90 F.2d 468 | 1st Cir. | 1937
This is an appeal from a decree of the Federal District Court for Massachusetts dismissing a petition for a supplemental injunction.
It appears that the petitioners, on December 14, 1932, brought a bill in equity charging the defendant, the Springfield Wire & Tinsel Company, with infringement of reissue letters patent No. 18,576 (reissued August 23, 1923, to Reginald F. Sedgley) for an improvement in the method of and apparatus for making coils; that in its answer the defendant questioned the validity and scope of the claims in issue by setting up certain prior art patents, and also alleged that the thing patented, if any of the claims are construed to cover the defendant’s practice, “had been in public use and on sale in this country for more than two years prior to the application of said patent” by certain persons, naming them; that after a hearing in the.

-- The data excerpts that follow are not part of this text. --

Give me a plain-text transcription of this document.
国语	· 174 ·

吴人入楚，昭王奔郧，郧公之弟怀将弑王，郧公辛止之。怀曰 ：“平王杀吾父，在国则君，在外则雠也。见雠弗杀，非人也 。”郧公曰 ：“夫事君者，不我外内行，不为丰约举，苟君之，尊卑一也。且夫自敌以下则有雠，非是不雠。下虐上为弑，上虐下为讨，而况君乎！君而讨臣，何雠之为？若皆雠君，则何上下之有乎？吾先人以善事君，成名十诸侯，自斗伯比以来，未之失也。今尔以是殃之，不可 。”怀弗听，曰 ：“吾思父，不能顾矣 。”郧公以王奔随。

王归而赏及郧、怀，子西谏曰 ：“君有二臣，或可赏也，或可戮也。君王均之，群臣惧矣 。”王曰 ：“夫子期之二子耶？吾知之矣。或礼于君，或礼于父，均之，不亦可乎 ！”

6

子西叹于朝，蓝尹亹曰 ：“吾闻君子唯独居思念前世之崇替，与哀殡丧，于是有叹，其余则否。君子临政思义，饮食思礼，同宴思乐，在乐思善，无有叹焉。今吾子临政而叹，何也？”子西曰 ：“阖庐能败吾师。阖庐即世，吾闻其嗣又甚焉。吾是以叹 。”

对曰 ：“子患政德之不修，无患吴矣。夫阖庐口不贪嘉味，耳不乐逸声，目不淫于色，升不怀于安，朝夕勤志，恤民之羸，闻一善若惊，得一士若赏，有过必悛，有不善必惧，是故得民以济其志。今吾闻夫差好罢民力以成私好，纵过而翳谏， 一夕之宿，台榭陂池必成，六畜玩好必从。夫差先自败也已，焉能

District Court a final decree was entered dismissing the bill and an appeal was taken to the Circuit Court of Appeals; that the Court of Appeals, after reviewing the entire case, rendered an opinion, January 4, 1935, in which, out of the claims in issue, it sustained claims 19, 29, and 31 of the patent, construed claim 19 as being in substance the same as claims 29 and 31, found that the defendant had infringed the claims, vacated the decree of the District Court, and remanded the case for further proceedings, not inconsistent with its opinion; that on April 18, 1935, the District Court, in accordance with the mandate of the Court of Appeals, entered a final decree adjudging that claims 19, 29, and 31 were valid and infringed by the defendant “by making and using machines such as that described in the stipulation Plaintiff’s Exhibit 1A and illustrated in the drawings and photographs attached thereto, to make into coils or curls wire which had been previously flattened by defendant on other machines,” ordering that a perpetual injunction issue “enjoining and restraining said defendant, its officers, employees, servants, agents, attorneys, clerks and workmen, and every person acting for or on behalf of said defendant, from making, using or selling or aiding others to make, use or sell machines for making wire coils or curls, such as the machines described and illustrated in said stipulation Plaintiffs’ Exhibit 1A, and/or any other substantially similar machine in infringement of said claims 19, 29 and 31 of said Letters Patent Reissue No. 18,576”; that,
On September 30, 1936, after hearing on the petition for a supplementary injunction and the affidavits, the District Court entered a final decree to the effect “that the petition of the plaintiffs be and hereby is denied without prejudice to a new suit.” This decree was entered following an opinion by the court stating its ground for entering the decree, as follows:
“I cannot say that the matter of infringement is so free from doubt that it ought to be decided in favor of the petitioner without giving the parties such an opportunity to present their respective views as can be done in a new suit. In other words, I feel bound by the principle stated in Charles Green Company et al. v. Henry P. Adams Company (C.C.A.) 247 F. 485, that if an asserted new infringement does not plainly render a new action and another trial an expensive futility, the supplemental injunction should not issue.”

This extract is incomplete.